Illiquidity is a short-term funding problem. Insolvency reflects deeper, long-term balance-sheet weaknesses that can be addressed only through new equity, mergers or orderly resolution. The central challenge for policymakers is to determine whether an institution is solvent but temporarily illiquid, or insolvent and therefore in need of restructuring. If regulators cannot reliably draw this distinction for banks, despite having granular supervisory data, they certainly cannot do so for non-banks, where transparency is far more limited.
The banking turmoil of 2023 underscored the risks created by this mission creep. My co-authors and I estimated that hundreds of banks faced large mark-to-market losses on long-duration assets, operated with thin capital buffers, and relied heavily on uninsured deposits. Yet instead of calling for recapitalisation or restructuring, the episode was widely framed as a liquidity crisis. New facilities effectively extended support to roughly US$9 trillion in uninsured deposits, vastly expanding the financial safety net.
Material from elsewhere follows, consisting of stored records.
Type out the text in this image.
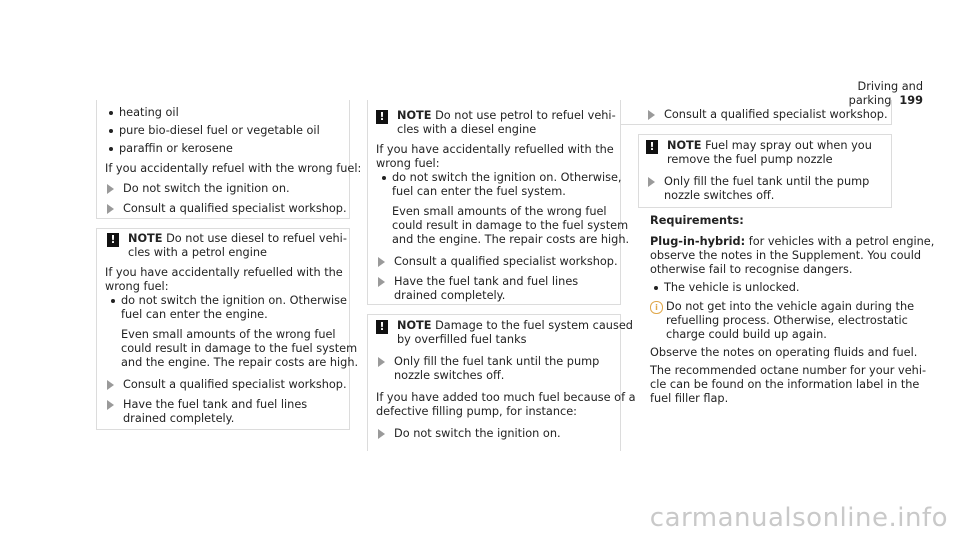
Driving and parking 199
heating oil
pure bio-diesel fuel or vegetable oil
paraffin or kerosene
If you accidentally refuel with the wrong fuel:
Do not switch the ignition on.
Consult a qualified specialist workshop.
!	NOTE Do not use diesel to refuel vehi-
cles with a petrol engine
If you have accidentally refuelled with the
wrong fuel:
do not switch the ignition on. Otherwise
fuel can enter the engine.
Even small amounts of the wrong fuel
could result in damage to the fuel system
and the engine. The repair costs are high.
Consult a qualified specialist workshop.
Have the fuel tank and fuel lines
drained completely.
!	NOTE Do not use petrol to refuel vehi-
cles with a diesel engine
If you have accidentally refuelled with the
wrong fuel:
do not switch the ignition on. Otherwise,
fuel can enter the fuel system.
Even small amounts of the wrong fuel
could result in damage to the fuel system
and the engine. The repair costs are high.
Consult a qualified specialist workshop.
Have the fuel tank and fuel lines
drained completely.
!	NOTE Damage to the fuel system caused
by overfilled fuel tanks
Only fill the fuel tank until the pump
nozzle switches off.
If you have added too much fuel because of a
defective filling pump, for instance:
Do not switch the ignition on.
Consult a qualified specialist workshop.
!	NOTE Fuel may spray out when you
remove the fuel pump nozzle
Only fill the fuel tank until the pump
nozzle switches off.
Requirements:
Plug-in-hybrid: for vehicles with a petrol engine,
observe the notes in the Supplement. You could
otherwise fail to recognise dangers.
The vehicle is unlocked.
i Do not get into the vehicle again during the
refuelling process. Otherwise, electrostatic
charge could build up again.
Observe the notes on operating fluids and fuel.
The recommended octane number for your vehi-
cle can be found on the information label in the
fuel filler flap.
carmanualsonline.info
By acting as a lender of immediate resort, the Fed may have stabilised markets in the short run. But it also left underlying incentives unchanged, setting the stage for future crises and putting its independence under growing strain. Higher interest rates, though necessary to rein in inflation, exposed widespread interest-rate risk across the banking system. This left the Fed in a bind: raise rates aggressively and risk breaking the weakest banks, or hold back and allow inflation to persist. Financial fragility thus became an undeclared ceiling on monetary tightening.